Stopy procentowe rosną. Nie tylko w Polsce. By walczyć z inflacją, podniosły je również banki centralne m.in. w USA, Wielkiej Brytanii czy Szwajcarii. To globalny trend, który - jak twierdzi wielu ekonomistów - zakończy się recesją. Spowolnienie gospodarcze czeka zarówno biedniejsze kraje, jak i bogate. W tym te najbogatsze.
Rob Subbaraman, główny ekonomista Nomura Holdings, stwierdził we wtorek na antenie amerykańskiej telewizji CNBC, że w USA recesja rozpocznie się już w czwartym kwartale roku. "Będzie płytka, ale długa" - powiedział ekspert.
Problemy gospodarcze czekają jednak nie tylko Amerykę. Subbaraman prognozuje, że recesja w ciągu najbliższych 12 miesięcy wystąpi też w strefie euro, Japonii, Kanadzie, Australii, Korei Południowej oraz Wielkiej Brytanii.

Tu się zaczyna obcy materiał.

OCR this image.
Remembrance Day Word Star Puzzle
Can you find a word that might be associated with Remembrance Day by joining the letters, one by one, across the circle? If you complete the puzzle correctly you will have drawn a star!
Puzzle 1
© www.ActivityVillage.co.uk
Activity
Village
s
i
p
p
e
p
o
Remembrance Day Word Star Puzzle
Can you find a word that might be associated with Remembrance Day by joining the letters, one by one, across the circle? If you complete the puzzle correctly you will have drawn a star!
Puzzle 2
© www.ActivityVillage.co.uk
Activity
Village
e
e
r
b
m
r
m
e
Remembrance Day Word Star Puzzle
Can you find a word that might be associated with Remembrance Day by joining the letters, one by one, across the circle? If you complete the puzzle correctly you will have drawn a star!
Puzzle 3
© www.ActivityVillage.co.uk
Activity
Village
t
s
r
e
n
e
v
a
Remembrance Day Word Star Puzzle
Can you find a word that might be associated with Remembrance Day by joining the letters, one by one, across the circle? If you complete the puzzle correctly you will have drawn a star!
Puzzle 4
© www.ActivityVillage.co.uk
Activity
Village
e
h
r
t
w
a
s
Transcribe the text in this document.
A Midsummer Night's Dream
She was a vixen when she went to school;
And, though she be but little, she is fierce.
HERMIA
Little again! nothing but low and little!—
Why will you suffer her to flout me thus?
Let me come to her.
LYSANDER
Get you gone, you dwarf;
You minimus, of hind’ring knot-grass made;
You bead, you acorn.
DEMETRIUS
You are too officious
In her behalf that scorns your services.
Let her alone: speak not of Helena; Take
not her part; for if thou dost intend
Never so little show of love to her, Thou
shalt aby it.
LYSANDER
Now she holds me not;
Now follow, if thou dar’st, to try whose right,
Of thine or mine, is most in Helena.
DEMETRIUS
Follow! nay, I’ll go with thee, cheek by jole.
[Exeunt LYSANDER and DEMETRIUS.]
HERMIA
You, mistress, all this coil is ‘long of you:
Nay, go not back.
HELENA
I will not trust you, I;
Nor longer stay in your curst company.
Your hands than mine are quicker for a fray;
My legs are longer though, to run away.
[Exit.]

Coraz większa pewność pojawienia się spowolnienia gospodarczego - jak argumentuje Rob Subbaraman - wynika z tego, że wraz z globalną recesją zmniejszą się możliwości napędzania gospodarek eksportem. Jednocześnie zaznaczył, że w obecnej sytuacji po prostu trzeba przeboleć skutki rosnących stóp procentowych. Utknięcie w wysokiej inflacji skończy się bowiem jeszcze większym bólem.